ほとんどの外科医が病院から帰れない

 これにプラスして、月に1日の当直(ほぼ徹夜勤務です)、月2~3日の待機(平日夜間や土日の日中~翌朝まで、呼ばれたらすぐに行けるようにしておく)、土日は基本的に全て9時から出勤して、何もなければ11時ごろに帰宅します。ですが、平日1日を毎週研究日としていただいており、その日は朝の回診で基本的に業務は終了しています。

 こうやって書くと業務時間はかなり長いような気もしますが、これでも外科医としてはだいぶ恵まれた方です。理由は、「当直回数が月1回のみ」「週1日の研究日の存在」でしょう。

 県内の他の病院のある外科医は「月10日当直」をやっていると聞きました。そうなると、ほとんど病院から帰れない生活です。あまり他の業界の人からは信じてもらえませんが、これくらいの業務時間は医師にとってそれほど特別なことではありません。

 これは私個人の働き方ですが、医者の勤務時間については色々な調査結果があります。ここで提示するのは、総務省調査のこんなデータです。これを見ると、週に60時間以上働く人が多いのが分かります。ちなみに私は、計算するとちょうど週60時間くらいでした。医者の勤務時間が長いことはお分かりいただけたと思います。

医師の働き方改革は延期された

 あまり知られていないことなのですが、運送業や建設業、そして我々医師については、国会で議論されている労働基準法の改正が実現しても、5年間は猶予があることになっています。理由は、人手不足だからということですが……。厚生労働省がうまく立ち回り、この法改正の「例外」に医者も入れたそうです。なかなかうまいこと、やりますね。いきなりこんな法改正があったら、医療界は大混乱しますから。

 私としては言いたいことは山ほどありますが、ともかく私たち医師の働き方改革は延期されています。そして今、特別に「医師の働き方改革に関する検討会」という会が開かれ、議論されています。

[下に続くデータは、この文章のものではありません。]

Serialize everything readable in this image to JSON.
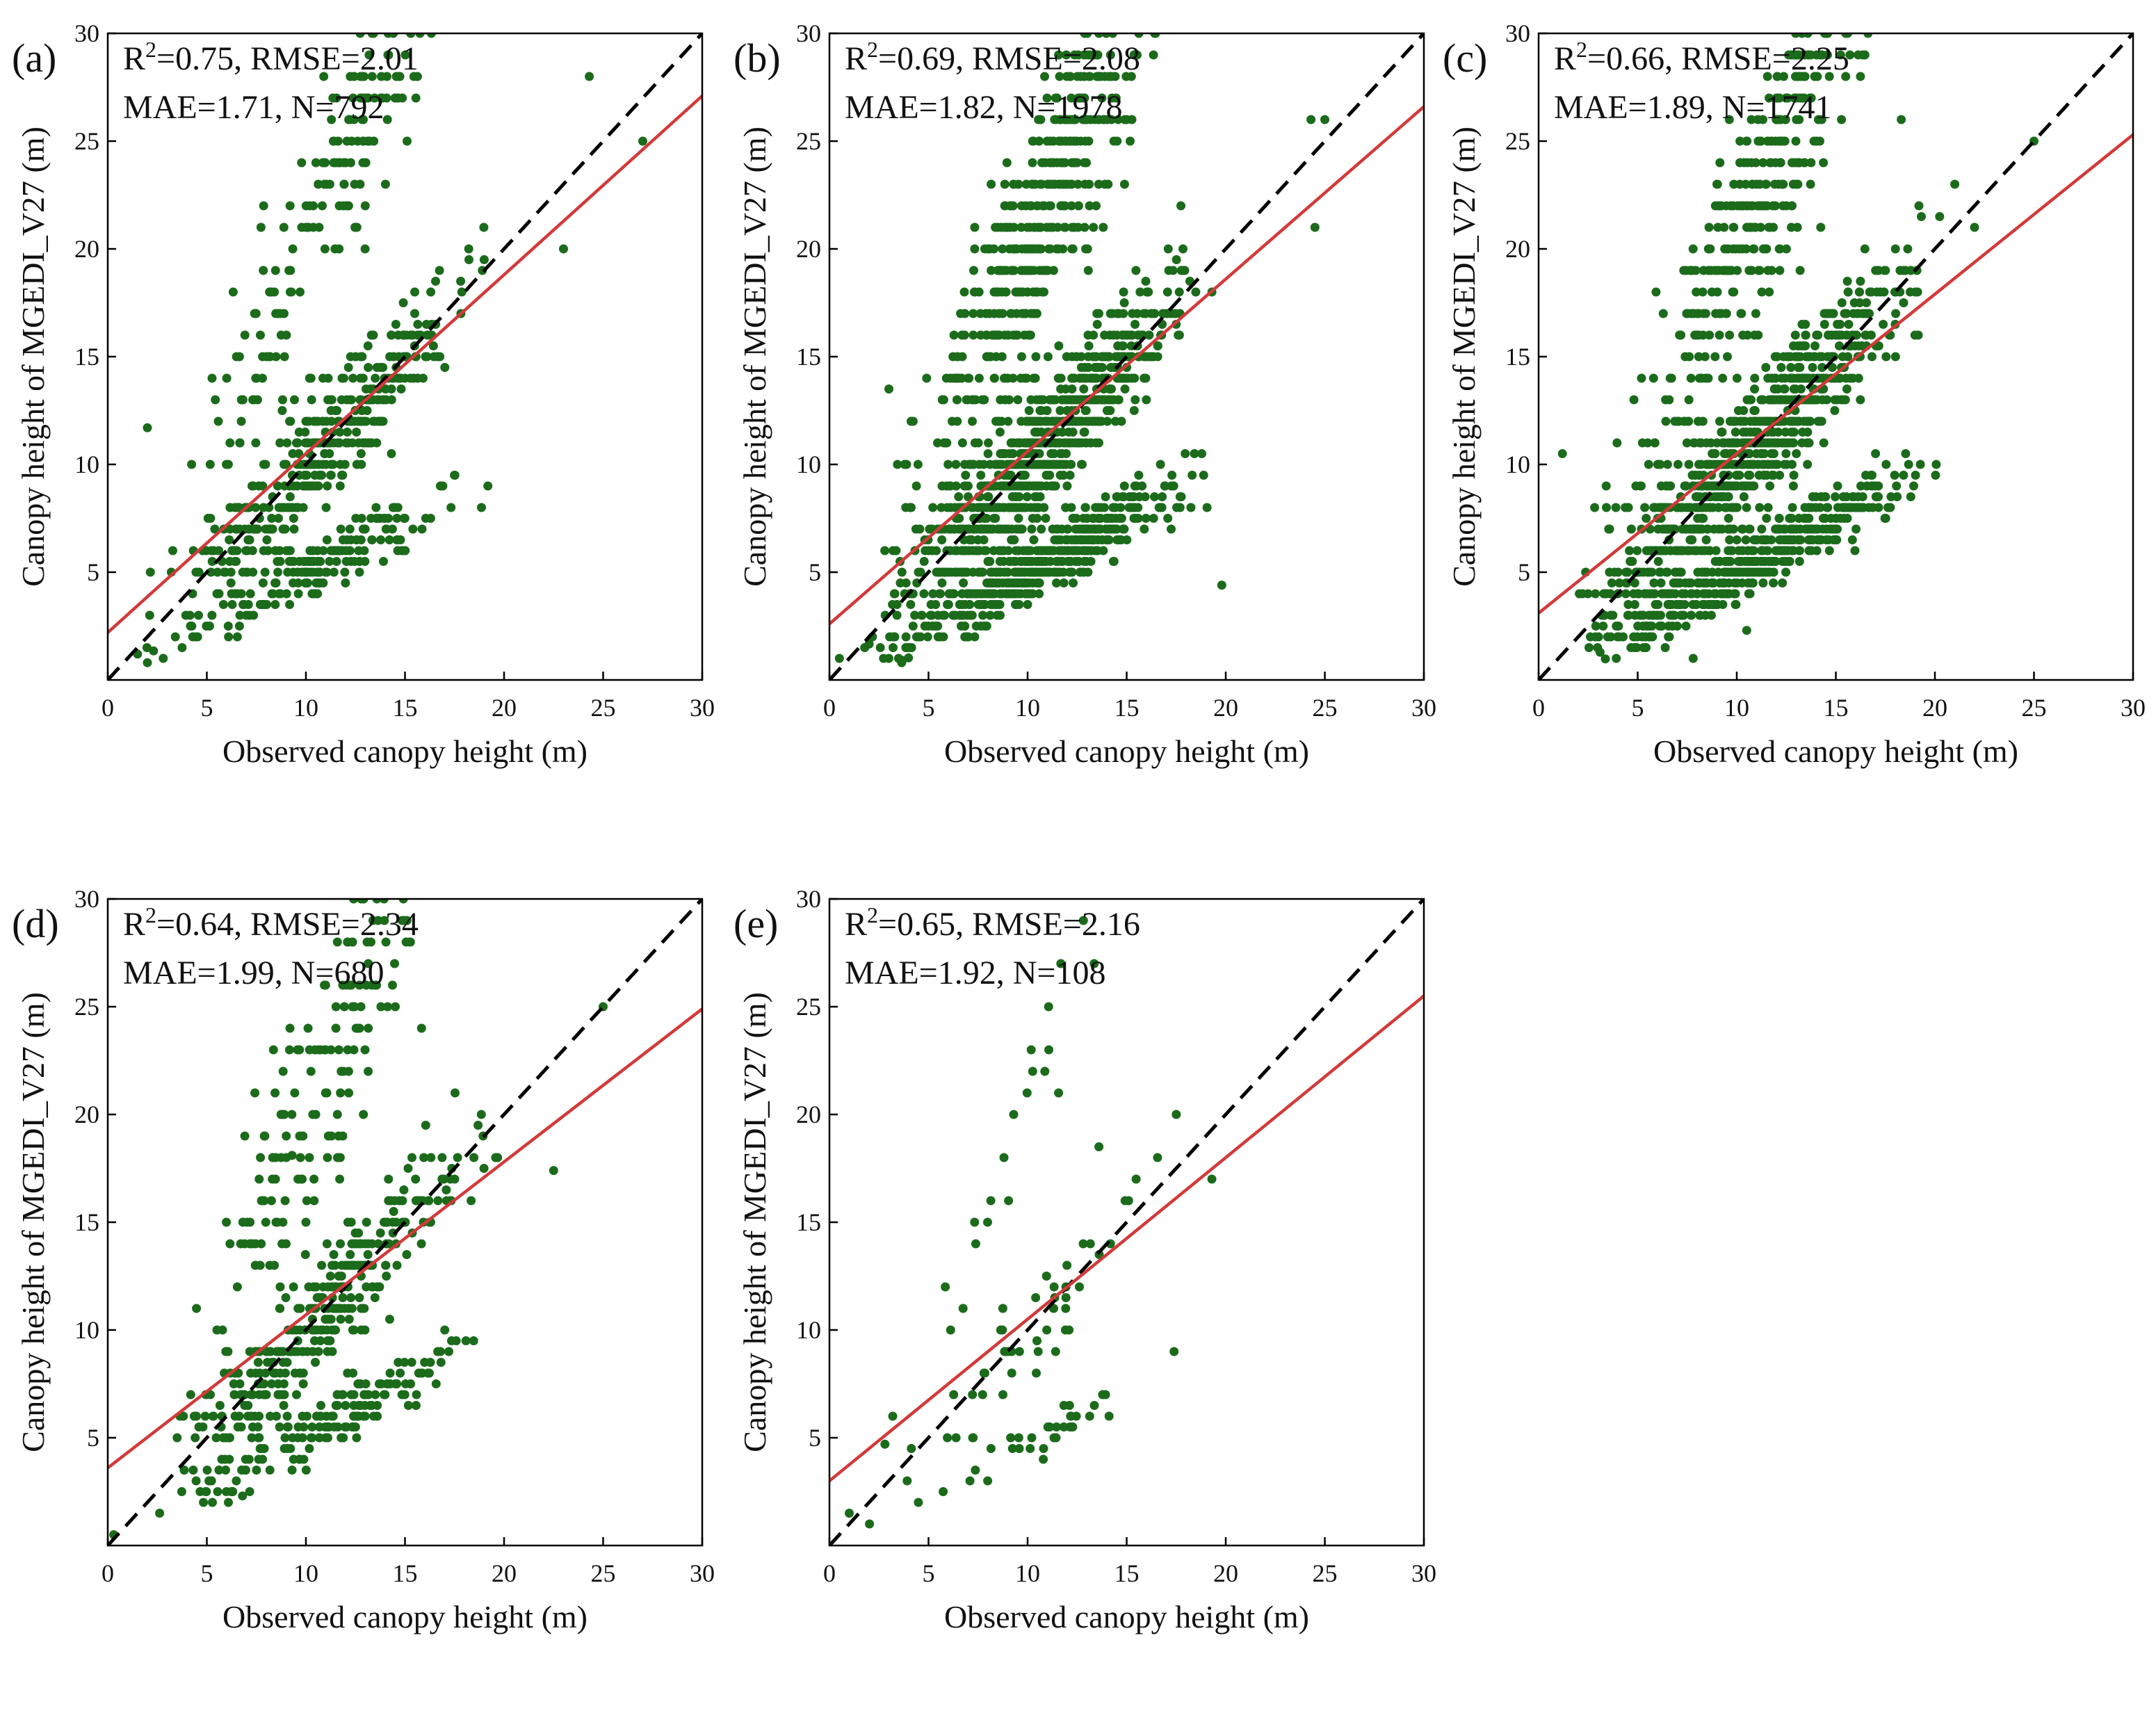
{
  "figure": {
    "xlabel": "Observed canopy height (m)",
    "ylabel": "Canopy height of MGEDI_V27 (m)",
    "point_color": "#1b6b1b",
    "fit_color": "#d23a3a",
    "one_to_one_color": "#000000"
  },
  "chart_data": [
    {
      "type": "scatter",
      "panel": "(a)",
      "stats_line1": {
        "r": "R",
        "sup": "2",
        "rest": "=0.75,  RMSE=2.01"
      },
      "stats_line2": "MAE=1.71,  N=792",
      "xlim": [
        0,
        30
      ],
      "ylim": [
        0,
        30
      ],
      "xticks": [
        "0",
        "5",
        "10",
        "15",
        "20",
        "25",
        "30"
      ],
      "yticks": [
        "5",
        "10",
        "15",
        "20",
        "25",
        "30"
      ],
      "xlabel": "Observed canopy height (m)",
      "ylabel": "Canopy height of MGEDI_V27 (m)",
      "fit": {
        "slope": 0.83,
        "intercept": 2.2
      },
      "n_points": 792,
      "x_range": [
        1,
        21
      ],
      "noise": 1.9,
      "outliers": [
        [
          24.3,
          28
        ],
        [
          27,
          25
        ],
        [
          23,
          20
        ],
        [
          2,
          11.7
        ],
        [
          2,
          0.8
        ],
        [
          1.5,
          1.2
        ]
      ]
    },
    {
      "type": "scatter",
      "panel": "(b)",
      "stats_line1": {
        "r": "R",
        "sup": "2",
        "rest": "=0.69,  RMSE=2.08"
      },
      "stats_line2": "MAE=1.82,  N=1978",
      "xlim": [
        0,
        30
      ],
      "ylim": [
        0,
        30
      ],
      "xticks": [
        "0",
        "5",
        "10",
        "15",
        "20",
        "25",
        "30"
      ],
      "yticks": [
        "5",
        "10",
        "15",
        "20",
        "25",
        "30"
      ],
      "xlabel": "Observed canopy height (m)",
      "ylabel": "Canopy height of MGEDI_V27 (m)",
      "fit": {
        "slope": 0.8,
        "intercept": 2.6
      },
      "n_points": 1978,
      "x_range": [
        1,
        20.5
      ],
      "noise": 2.0,
      "outliers": [
        [
          24.3,
          26
        ],
        [
          25,
          26
        ],
        [
          24.5,
          21
        ],
        [
          19.8,
          4.4
        ],
        [
          3,
          13.5
        ],
        [
          0.5,
          1.0
        ]
      ]
    },
    {
      "type": "scatter",
      "panel": "(c)",
      "stats_line1": {
        "r": "R",
        "sup": "2",
        "rest": "=0.66,  RMSE=2.25"
      },
      "stats_line2": "MAE=1.89,  N=1741",
      "xlim": [
        0,
        30
      ],
      "ylim": [
        0,
        30
      ],
      "xticks": [
        "0",
        "5",
        "10",
        "15",
        "20",
        "25",
        "30"
      ],
      "yticks": [
        "5",
        "10",
        "15",
        "20",
        "25",
        "30"
      ],
      "xlabel": "Observed canopy height (m)",
      "ylabel": "Canopy height of MGEDI_V27 (m)",
      "fit": {
        "slope": 0.74,
        "intercept": 3.1
      },
      "n_points": 1741,
      "x_range": [
        0.5,
        21.5
      ],
      "noise": 2.1,
      "outliers": [
        [
          18.3,
          26
        ],
        [
          25,
          25
        ],
        [
          1.2,
          10.5
        ],
        [
          7.8,
          1.0
        ],
        [
          10.5,
          2.3
        ],
        [
          22,
          21
        ]
      ]
    },
    {
      "type": "scatter",
      "panel": "(d)",
      "stats_line1": {
        "r": "R",
        "sup": "2",
        "rest": "=0.64,  RMSE=2.34"
      },
      "stats_line2": "MAE=1.99,  N=680",
      "xlim": [
        0,
        30
      ],
      "ylim": [
        0,
        30
      ],
      "xticks": [
        "0",
        "5",
        "10",
        "15",
        "20",
        "25",
        "30"
      ],
      "yticks": [
        "5",
        "10",
        "15",
        "20",
        "25",
        "30"
      ],
      "xlabel": "Observed canopy height (m)",
      "ylabel": "Canopy height of MGEDI_V27 (m)",
      "fit": {
        "slope": 0.71,
        "intercept": 3.6
      },
      "n_points": 680,
      "x_range": [
        1,
        21
      ],
      "noise": 1.9,
      "outliers": [
        [
          25,
          25
        ],
        [
          22.5,
          17.4
        ],
        [
          9.3,
          18.1
        ],
        [
          6.8,
          2.3
        ],
        [
          0.3,
          0.5
        ],
        [
          13.6,
          6.5
        ]
      ]
    },
    {
      "type": "scatter",
      "panel": "(e)",
      "stats_line1": {
        "r": "R",
        "sup": "2",
        "rest": "=0.65,  RMSE=2.16"
      },
      "stats_line2": "MAE=1.92,  N=108",
      "xlim": [
        0,
        30
      ],
      "ylim": [
        0,
        30
      ],
      "xticks": [
        "0",
        "5",
        "10",
        "15",
        "20",
        "25",
        "30"
      ],
      "yticks": [
        "5",
        "10",
        "15",
        "20",
        "25",
        "30"
      ],
      "xlabel": "Observed canopy height (m)",
      "ylabel": "Canopy height of MGEDI_V27 (m)",
      "fit": {
        "slope": 0.75,
        "intercept": 3.0
      },
      "n_points": 108,
      "x_range": [
        1,
        19.5
      ],
      "noise": 1.8,
      "outliers": [
        [
          17.5,
          20
        ],
        [
          13.6,
          18.5
        ],
        [
          19.3,
          17
        ],
        [
          1.0,
          1.5
        ],
        [
          2.8,
          4.7
        ]
      ]
    }
  ]
}
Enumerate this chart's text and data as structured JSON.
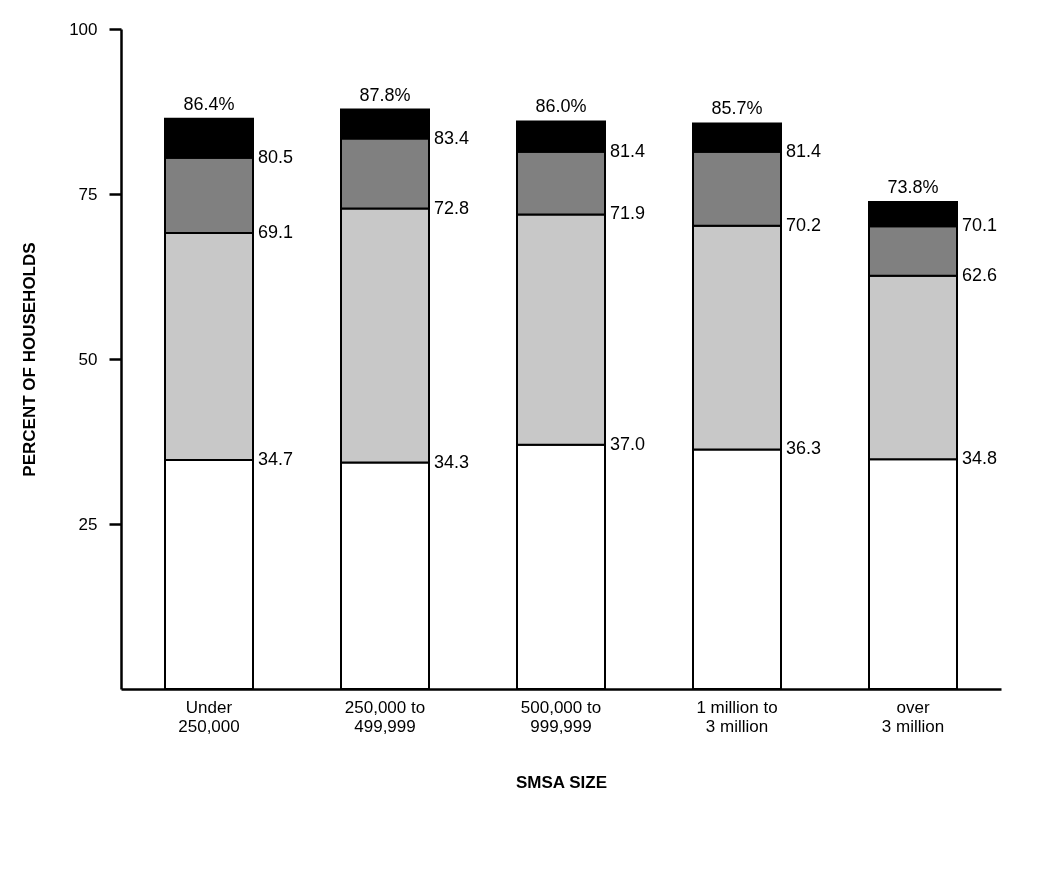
{
  "chart_data": {
    "type": "bar",
    "stacked": true,
    "xlabel": "SMSA SIZE",
    "ylabel": "PERCENT OF HOUSEHOLDS",
    "categories": [
      "Under\n250,000",
      "250,000 to\n499,999",
      "500,000 to\n999,999",
      "1 million to\n3 million",
      "over\n3 million"
    ],
    "ylim": [
      0,
      100
    ],
    "yticks": [
      25,
      50,
      75,
      100
    ],
    "grid": false,
    "series": [
      {
        "color": "#ffffff",
        "values": [
          34.7,
          34.3,
          37.0,
          36.3,
          34.8
        ]
      },
      {
        "color": "#c8c8c8",
        "values": [
          34.4,
          38.5,
          34.9,
          33.9,
          27.8
        ]
      },
      {
        "color": "#808080",
        "values": [
          11.4,
          10.6,
          9.5,
          11.2,
          7.5
        ]
      },
      {
        "color": "#000000",
        "values": [
          5.9,
          4.4,
          4.6,
          4.3,
          3.7
        ]
      }
    ],
    "annotations": [
      {
        "text": "34.7",
        "x": "Under\n250,000",
        "y": 34.7
      },
      {
        "text": "69.1",
        "x": "Under\n250,000",
        "y": 69.1
      },
      {
        "text": "80.5",
        "x": "Under\n250,000",
        "y": 80.5
      },
      {
        "text": "86.4%",
        "x": "Under\n250,000",
        "y": 86.4
      },
      {
        "text": "34.3",
        "x": "250,000 to\n499,999",
        "y": 34.3
      },
      {
        "text": "72.8",
        "x": "250,000 to\n499,999",
        "y": 72.8
      },
      {
        "text": "83.4",
        "x": "250,000 to\n499,999",
        "y": 83.4
      },
      {
        "text": "87.8%",
        "x": "250,000 to\n499,999",
        "y": 87.8
      },
      {
        "text": "37.0",
        "x": "500,000 to\n999,999",
        "y": 37.0
      },
      {
        "text": "71.9",
        "x": "500,000 to\n999,999",
        "y": 71.9
      },
      {
        "text": "81.4",
        "x": "500,000 to\n999,999",
        "y": 81.4
      },
      {
        "text": "86.0%",
        "x": "500,000 to\n999,999",
        "y": 86.0
      },
      {
        "text": "36.3",
        "x": "1 million to\n3 million",
        "y": 36.3
      },
      {
        "text": "70.2",
        "x": "1 million to\n3 million",
        "y": 70.2
      },
      {
        "text": "81.4",
        "x": "1 million to\n3 million",
        "y": 81.4
      },
      {
        "text": "85.7%",
        "x": "1 million to\n3 million",
        "y": 85.7
      },
      {
        "text": "34.8",
        "x": "over\n3 million",
        "y": 34.8
      },
      {
        "text": "62.6",
        "x": "over\n3 million",
        "y": 62.6
      },
      {
        "text": "70.1",
        "x": "over\n3 million",
        "y": 70.1
      },
      {
        "text": "73.8%",
        "x": "over\n3 million",
        "y": 73.8
      }
    ]
  }
}
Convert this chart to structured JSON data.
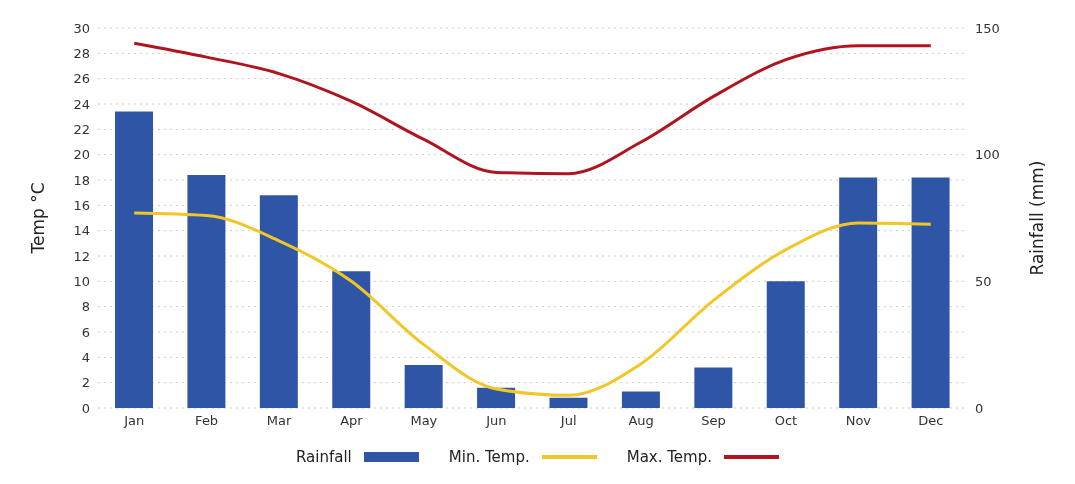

 その議論の内容について、議事録には非常に面白いことが書かれています。それは、「医師は労働者かどうか」という議論です。ある人が「医者は(労働基準法上の)労働者なのか?」と問い、法律の専門家が「議論の余地はないので、この話は閉めさせて」と答えています(詳細はこの議事録にあります)。

 驚きなのは、医者はそもそも労働者なのか、という意見があるということです。これはつまり、「医者は労働者ではなく広く社会と市民に貢献する存在であるから、労働基準法の労働者には当たらないのではないか」という意味でしょう。そしてこの発言をしたのが、とある病院の名誉院長である点にも注目しています。こういうエライ先生がこういうことをおっしゃるうちは、過労死する医師はいなくならないでしょう。